It's funny what sticks in your head. I've lost my grip on many important facts, such as who won the 1984 World Series. But I do remember what I had for lunch on a particular day in 1987. Hours later, I could still smell the tangy, vinegar-laced sauce whenever my hands happened near my face.
I'd eaten barbecue with some microprocessor guys from Motorola. Bill Davidow's book, Marketing High Technology, had come out the year before, and we'd talked a lot about it. Everyone in the office got their own copy, they said. They were still hot.
Not surprising. Davidow, a former Intel marketer, documents Crush, the focused campaign that landed the 8086 inside the original IBM PC-at the expense of Motorola's 68000.

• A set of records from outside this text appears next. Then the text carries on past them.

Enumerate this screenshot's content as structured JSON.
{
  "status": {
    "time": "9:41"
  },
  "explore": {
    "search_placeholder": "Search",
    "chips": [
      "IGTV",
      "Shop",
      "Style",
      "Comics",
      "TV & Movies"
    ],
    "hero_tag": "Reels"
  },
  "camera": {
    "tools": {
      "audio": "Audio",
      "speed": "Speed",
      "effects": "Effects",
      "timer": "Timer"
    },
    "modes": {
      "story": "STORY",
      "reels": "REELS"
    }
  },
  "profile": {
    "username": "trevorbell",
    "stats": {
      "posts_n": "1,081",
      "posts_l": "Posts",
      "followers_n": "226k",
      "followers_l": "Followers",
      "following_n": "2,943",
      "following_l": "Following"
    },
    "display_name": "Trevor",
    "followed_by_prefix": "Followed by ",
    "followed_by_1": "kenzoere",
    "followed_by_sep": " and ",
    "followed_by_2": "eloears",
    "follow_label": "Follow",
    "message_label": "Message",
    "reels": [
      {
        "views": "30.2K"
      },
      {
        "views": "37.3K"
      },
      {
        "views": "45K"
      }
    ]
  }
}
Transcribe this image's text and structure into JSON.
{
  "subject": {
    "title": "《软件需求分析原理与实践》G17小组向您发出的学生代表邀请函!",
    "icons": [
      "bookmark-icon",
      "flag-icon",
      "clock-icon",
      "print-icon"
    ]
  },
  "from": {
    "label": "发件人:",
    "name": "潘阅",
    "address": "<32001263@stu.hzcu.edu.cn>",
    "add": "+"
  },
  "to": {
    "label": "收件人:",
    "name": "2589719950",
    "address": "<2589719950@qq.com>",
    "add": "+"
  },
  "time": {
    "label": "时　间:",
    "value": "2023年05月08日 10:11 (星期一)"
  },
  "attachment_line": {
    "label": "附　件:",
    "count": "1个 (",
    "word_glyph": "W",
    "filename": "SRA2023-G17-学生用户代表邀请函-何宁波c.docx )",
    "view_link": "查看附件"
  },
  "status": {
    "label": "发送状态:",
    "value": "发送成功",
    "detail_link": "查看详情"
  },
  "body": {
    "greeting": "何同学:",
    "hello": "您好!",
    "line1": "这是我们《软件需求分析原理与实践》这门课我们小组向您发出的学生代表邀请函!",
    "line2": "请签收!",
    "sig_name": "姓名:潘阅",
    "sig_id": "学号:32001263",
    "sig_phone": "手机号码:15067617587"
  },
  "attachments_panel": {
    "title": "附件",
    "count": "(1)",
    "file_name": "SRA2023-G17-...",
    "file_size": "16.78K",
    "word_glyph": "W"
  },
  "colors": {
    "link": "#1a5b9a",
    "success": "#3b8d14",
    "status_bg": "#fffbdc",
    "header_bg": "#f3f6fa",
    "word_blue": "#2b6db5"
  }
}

Though the book is still a must-read, a key piece of the winning formula-designing your own microprocessor and lining up a dozen alternate sources to secure the big contract-sounds so 20th-century in these IP-everywhere days.
Fifteen years later, the PC market that Motorola and Intel coveted is maturing and The Next Big Thing has not come into focus. But the battle lines for control of its innards are already drawn, with Intel and Motorola in the thick of it. As it happens, they are the only two companies in a sea of ARM licensees that hold rights to tinker with the
architecture.
At this juncture, Motorola has decided to leave the architecture alone. In that sense, it is following Davidow's advice to win customers with a stable of alternate sources. That route may be good for ARM. But Motorola is undercutting its own prospects for world domination by enabling any and all ARM licensees to compete with it for business.
Intel, on the other hand, is altering the architecture-and in doing so, adding a proprietary element. It has lengthened the architecture's pipeline and imported multimedia extensions from its PC processor lineup. (TI is going down a similar road by extending ARM capabilities with its DSP technology.)
Intel is clearly hoping that the ARM foundation for its Xscale processors will give the appearance of an open architecture. If it can garner enough early design activity-such as the wins it has collected in handhelds-then it can cajole operating-system and applications vendors to optimize for its seven-stage pipeline and to use its multimedia extensions. That will give Intel a clear advantage over its competitors.
Is that how it will turn out? Or, will a pure ARM implementation prevail? We'll see. In a battle like this, market momentum will determine the winner. That's why design wins are so crucial this year, as the market congeals.
This much is certain: Loser buys lunch.